Uluslararası ilişkiler disiplininde Realist teorinin devleti tanımladığı kişilik tam olarak böyle bir şeydir. Yani 'insan insanın kurdudur' felsefesini benimseyen Realist paradigmanın tanımladığı devlet, psikopat olan bir kişiliktir. Ona göre devlet ahlaksızdır, bencildir, her şeyi güçle tanımlar, çıkar merkezcidir, siyaset kazan-kaybet üzerine kuruludur, çıkar için her şey yapılır, güç her şeyi belirler. En belirgin özelliği psikopat gibi ahlaksız olması, duygusuz olması, sevgisiz olması, vicdansız olması ve adalet yerine gücü seçmesidir. Normatif uluslararası ilişkiler anlayışları tarafından eleştirilen bu ahlaksız bakış açısı, maalesef uluslararası ilişkiler disiplininde ve uluslararası ilişkiler uzmanları arasında oldukça yaygındır. Halk arasındaki uluslararası ilişkiler algısı ve anlayışı da bu ahlaksız paradigmadan fazlasıyla etkilenmiştir. Farklı kanallardan da uluslararası ilişkilerde tek doğru anlayış buymuş gibi yansıtılmaktadır.

Oysa psikopat kişiliklerden oluşan bir uluslararası ( devletler) topluluğunda barışı sağlamak mümkün mü? Uluslararası aktörlerin başında gelen devleti psikopat bir karakterle özdeşleştirerek, kişisel ahlak ve sorumluluktan kurtulabilir miyiz? Uluslararası ilişkiler böyledir diyerek (ki aslında o değil, sadece birçok teoriden biri) inancımızı, ahlakımızı, kişiliğimizi ve insanlığımızı kenara koyma lüksümüz var mı?

Bu sorulara normal bir insanın evet cevabı vermesi çok zor. Oysa ahlaktan ve vicdandan yoksun ya da ahlak ve vicdanı körelmiş, öyle eğitilmiş ve şartlanmış bir kişilik ise buna rahatlıkla evet diyebilir. Demek ki formel ya da enformel eğitimle psikopat yetiştirmek mümkün. Hak-temelli olmayan bir eğitim sistemi aslında psikopat üretme çiftliğine dönüşebilir. Bugün maalesef etrafımızda bu tiplerden o kadar çok üretilmiş ki: Sokakta, medyada, akademide, okulda ve siyasette...

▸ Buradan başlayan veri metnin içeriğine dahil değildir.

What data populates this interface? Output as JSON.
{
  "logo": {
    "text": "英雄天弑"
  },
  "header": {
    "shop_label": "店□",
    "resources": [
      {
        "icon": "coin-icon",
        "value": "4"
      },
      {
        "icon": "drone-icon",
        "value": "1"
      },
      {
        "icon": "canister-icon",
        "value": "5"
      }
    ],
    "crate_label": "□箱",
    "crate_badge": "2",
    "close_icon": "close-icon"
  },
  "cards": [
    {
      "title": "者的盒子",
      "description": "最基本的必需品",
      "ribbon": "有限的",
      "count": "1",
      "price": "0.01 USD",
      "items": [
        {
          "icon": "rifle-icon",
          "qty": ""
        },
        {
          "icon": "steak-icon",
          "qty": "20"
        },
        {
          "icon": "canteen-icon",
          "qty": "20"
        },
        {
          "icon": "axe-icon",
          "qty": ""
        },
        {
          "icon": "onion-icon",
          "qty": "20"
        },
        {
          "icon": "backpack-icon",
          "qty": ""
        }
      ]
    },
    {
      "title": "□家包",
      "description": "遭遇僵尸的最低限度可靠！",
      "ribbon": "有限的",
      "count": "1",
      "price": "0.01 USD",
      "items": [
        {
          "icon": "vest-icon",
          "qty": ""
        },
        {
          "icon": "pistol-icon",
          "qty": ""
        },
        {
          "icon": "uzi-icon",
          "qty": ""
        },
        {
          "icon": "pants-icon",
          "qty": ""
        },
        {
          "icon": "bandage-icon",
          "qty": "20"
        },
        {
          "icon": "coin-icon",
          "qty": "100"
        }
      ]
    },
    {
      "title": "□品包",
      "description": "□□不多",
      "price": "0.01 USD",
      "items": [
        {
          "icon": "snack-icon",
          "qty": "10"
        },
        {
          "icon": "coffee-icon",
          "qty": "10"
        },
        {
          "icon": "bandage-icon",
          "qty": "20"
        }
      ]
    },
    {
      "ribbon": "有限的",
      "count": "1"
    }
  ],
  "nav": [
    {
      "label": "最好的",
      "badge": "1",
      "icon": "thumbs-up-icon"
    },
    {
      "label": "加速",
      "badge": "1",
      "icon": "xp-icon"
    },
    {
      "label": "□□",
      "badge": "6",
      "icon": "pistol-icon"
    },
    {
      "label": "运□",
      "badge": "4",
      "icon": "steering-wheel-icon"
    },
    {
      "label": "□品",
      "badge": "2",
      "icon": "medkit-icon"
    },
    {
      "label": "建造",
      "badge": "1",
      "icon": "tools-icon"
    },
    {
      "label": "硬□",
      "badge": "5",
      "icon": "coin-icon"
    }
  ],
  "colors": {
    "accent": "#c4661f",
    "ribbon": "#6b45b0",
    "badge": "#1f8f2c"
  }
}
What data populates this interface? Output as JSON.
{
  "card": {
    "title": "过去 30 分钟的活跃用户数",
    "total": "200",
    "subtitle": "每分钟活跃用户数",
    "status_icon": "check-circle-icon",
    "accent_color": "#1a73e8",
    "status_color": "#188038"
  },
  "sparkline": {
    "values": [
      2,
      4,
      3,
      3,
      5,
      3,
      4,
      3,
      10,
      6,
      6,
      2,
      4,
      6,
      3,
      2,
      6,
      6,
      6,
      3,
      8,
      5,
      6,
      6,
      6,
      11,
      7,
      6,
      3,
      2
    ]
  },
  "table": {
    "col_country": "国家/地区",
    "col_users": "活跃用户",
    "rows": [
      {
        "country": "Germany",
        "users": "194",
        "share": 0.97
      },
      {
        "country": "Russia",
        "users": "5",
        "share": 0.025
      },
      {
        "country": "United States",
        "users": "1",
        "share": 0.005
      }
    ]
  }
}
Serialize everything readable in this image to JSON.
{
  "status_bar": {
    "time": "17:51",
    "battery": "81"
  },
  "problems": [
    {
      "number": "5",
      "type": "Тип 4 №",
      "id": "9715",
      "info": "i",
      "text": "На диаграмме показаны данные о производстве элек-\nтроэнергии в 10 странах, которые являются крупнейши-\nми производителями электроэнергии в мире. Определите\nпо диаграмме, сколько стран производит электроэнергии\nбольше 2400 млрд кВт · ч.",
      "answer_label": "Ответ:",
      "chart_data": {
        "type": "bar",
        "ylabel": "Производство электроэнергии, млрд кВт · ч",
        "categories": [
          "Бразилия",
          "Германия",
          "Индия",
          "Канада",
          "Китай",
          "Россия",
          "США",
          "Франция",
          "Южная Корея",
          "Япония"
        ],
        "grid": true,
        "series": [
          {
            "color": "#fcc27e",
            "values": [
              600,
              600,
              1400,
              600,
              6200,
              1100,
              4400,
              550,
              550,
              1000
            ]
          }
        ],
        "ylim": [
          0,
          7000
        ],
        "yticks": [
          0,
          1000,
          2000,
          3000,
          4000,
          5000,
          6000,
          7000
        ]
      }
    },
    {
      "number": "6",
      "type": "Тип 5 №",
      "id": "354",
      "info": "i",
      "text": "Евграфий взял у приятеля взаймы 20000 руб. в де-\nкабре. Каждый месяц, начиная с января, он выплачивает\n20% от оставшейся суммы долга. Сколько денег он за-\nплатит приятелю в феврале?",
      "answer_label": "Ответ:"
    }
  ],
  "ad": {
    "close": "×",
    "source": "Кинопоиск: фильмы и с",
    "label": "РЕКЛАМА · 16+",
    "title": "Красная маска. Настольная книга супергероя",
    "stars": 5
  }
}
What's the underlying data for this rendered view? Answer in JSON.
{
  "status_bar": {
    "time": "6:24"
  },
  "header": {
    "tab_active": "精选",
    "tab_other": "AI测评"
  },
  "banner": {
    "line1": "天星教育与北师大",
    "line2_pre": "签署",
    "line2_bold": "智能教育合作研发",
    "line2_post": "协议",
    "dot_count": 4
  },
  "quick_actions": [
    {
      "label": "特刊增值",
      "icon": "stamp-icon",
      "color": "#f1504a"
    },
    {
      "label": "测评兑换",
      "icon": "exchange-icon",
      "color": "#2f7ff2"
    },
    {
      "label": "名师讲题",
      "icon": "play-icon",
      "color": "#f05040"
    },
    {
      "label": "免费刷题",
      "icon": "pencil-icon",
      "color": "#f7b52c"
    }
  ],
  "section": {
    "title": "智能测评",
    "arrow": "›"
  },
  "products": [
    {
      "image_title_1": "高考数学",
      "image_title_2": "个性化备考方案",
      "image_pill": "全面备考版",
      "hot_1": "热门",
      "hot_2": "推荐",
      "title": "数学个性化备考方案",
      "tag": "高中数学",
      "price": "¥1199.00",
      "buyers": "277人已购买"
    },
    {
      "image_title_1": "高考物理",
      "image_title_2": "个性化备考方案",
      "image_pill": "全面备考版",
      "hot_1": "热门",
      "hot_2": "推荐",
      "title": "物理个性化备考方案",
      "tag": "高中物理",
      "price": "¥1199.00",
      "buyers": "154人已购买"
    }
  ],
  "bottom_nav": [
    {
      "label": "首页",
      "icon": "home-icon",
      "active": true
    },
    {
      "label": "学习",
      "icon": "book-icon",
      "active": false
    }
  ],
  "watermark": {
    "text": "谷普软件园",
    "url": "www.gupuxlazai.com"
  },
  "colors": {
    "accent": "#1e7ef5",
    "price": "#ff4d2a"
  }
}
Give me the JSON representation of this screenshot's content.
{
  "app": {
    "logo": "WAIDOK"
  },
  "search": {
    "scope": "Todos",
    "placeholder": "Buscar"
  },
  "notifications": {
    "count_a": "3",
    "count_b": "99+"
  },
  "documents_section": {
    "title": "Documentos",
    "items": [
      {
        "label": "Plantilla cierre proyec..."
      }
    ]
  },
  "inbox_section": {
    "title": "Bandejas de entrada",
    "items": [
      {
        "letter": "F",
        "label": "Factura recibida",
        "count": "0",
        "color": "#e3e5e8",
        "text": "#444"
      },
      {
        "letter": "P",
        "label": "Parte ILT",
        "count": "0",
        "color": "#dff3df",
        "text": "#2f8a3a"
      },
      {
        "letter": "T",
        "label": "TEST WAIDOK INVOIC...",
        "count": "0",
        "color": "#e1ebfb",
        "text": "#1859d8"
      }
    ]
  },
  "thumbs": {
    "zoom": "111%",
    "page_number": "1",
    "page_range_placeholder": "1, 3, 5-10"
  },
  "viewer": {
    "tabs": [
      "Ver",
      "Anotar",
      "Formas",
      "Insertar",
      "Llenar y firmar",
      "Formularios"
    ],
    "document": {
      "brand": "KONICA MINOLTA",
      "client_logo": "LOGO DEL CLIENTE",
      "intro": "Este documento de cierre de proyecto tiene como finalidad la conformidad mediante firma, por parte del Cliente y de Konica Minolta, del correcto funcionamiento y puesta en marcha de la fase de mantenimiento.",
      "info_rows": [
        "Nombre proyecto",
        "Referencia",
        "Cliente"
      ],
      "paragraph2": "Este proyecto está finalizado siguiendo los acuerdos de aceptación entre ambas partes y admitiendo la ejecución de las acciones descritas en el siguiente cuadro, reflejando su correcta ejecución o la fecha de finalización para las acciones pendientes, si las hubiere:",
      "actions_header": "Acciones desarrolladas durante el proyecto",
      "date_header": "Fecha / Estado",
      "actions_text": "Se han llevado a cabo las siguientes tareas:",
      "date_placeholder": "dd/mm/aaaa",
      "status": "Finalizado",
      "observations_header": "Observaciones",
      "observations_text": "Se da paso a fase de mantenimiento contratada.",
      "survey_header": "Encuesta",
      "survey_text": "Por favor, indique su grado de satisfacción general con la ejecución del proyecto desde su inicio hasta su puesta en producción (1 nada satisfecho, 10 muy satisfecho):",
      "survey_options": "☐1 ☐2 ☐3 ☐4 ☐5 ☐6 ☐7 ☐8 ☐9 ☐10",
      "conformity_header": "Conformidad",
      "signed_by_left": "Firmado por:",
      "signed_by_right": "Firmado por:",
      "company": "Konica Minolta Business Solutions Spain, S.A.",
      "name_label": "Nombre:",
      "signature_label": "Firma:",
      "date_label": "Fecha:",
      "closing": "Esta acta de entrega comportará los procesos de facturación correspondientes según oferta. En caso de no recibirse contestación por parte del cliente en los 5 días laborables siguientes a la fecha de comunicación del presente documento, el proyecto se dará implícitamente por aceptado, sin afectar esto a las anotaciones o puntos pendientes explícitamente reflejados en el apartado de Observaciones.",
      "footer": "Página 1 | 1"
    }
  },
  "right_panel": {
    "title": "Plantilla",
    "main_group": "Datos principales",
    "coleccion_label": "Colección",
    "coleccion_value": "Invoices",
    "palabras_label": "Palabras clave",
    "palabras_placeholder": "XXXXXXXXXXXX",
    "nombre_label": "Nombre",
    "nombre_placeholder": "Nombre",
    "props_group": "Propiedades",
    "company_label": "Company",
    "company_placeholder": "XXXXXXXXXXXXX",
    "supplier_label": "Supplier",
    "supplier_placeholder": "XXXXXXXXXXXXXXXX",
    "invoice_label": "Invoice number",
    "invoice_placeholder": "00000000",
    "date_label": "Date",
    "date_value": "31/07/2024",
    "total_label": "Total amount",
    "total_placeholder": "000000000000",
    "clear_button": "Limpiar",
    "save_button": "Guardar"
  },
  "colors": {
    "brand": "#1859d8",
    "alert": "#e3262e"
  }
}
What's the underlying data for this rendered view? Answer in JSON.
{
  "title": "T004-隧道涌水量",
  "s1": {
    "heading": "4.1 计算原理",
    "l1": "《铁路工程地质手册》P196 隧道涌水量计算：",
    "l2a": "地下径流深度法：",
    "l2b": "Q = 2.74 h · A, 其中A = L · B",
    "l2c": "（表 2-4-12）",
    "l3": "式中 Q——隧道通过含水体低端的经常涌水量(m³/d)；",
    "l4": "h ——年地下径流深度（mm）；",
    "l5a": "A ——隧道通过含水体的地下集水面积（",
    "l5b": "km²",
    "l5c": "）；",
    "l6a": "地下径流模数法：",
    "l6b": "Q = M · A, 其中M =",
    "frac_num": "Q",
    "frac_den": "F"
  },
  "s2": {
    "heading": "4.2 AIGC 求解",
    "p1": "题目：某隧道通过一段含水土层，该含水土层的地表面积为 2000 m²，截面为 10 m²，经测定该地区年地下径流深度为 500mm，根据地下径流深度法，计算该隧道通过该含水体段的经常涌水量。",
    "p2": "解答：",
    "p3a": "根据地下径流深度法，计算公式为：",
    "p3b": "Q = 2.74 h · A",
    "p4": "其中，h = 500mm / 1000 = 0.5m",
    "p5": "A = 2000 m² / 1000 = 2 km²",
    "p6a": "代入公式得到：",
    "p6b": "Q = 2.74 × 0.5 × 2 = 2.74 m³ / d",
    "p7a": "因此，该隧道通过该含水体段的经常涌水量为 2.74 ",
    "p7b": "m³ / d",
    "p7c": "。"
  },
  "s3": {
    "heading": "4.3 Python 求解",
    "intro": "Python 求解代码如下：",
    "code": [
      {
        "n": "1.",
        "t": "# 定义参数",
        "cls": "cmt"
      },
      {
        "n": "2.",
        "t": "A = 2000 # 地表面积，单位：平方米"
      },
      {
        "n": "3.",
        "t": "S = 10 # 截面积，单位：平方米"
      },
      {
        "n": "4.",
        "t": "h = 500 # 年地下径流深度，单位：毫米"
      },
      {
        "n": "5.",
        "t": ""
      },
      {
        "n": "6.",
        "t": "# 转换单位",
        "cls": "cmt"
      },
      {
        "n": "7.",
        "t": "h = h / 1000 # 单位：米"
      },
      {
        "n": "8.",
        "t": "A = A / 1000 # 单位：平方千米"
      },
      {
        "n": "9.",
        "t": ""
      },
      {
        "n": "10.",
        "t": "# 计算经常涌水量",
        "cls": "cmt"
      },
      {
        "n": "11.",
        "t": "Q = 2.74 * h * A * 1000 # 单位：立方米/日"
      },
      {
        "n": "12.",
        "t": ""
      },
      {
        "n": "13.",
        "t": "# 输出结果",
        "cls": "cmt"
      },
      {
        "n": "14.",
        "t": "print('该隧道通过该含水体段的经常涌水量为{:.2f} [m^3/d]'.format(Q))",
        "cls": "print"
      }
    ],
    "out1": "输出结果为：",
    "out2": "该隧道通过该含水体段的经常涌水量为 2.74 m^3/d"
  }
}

Bugün Rojava'da yeryüzünün en vahşi ve ahlaksız şeytani yapısı karşısında vatanını, canını, onurunu ve haklarını savunan Kürtleri, tehdit olarak algılayan anlayış aslında o psikopat realist paradigmaya dayalı devletçi kafanın yansımasıdır. Sözde (terörist) PYD denilerek kavramların arkasına sığınan bu psikopatlar, kişilik bozukluğunun da etkisiyle (ellerinde piyade tüfekleri olan bir kaç bin kişi üzerinden) kıyamet senaryoları kurmakta (ki psikopatların en mahir oldukları alandır), çapsız stratejik (!) kurgular geliştirmekte, hayatı kazan-kaybet anlayışıyla yorumlamakta ve beraber yaşadıkları Kürtleri ve hassasiyetlerini de yok sayarak bölge Kürtlerine yönelik askeri müdahaleden dahi hayasızca ve ahlaksızca bahsedebilmektedirler. PYD ya da diğer Kürt oluşumlar, bölgede diğer etnik ve dini gruplara haksızlık, hukuksuzluk ve zulüm yapıyorlarsa hep beraber karşı çıkalım, onunla mücadele edelim ve hatta müdahale edelim, fakat yeşil kemalist refleksle Kürtlerin her yerde her zaman, her türlü hak mücadelesine ve kazanımlarına karşı çıkan gizli (aslında oldukça açık) ırkçıları da birlikte lanetleyelim. Bu yeşil psikopatların medyada, akademide, sanatta ve siyasette boy gösterip ahlak ve adalet odaklı İslam'a zarar vermelerine izin vermeyelim.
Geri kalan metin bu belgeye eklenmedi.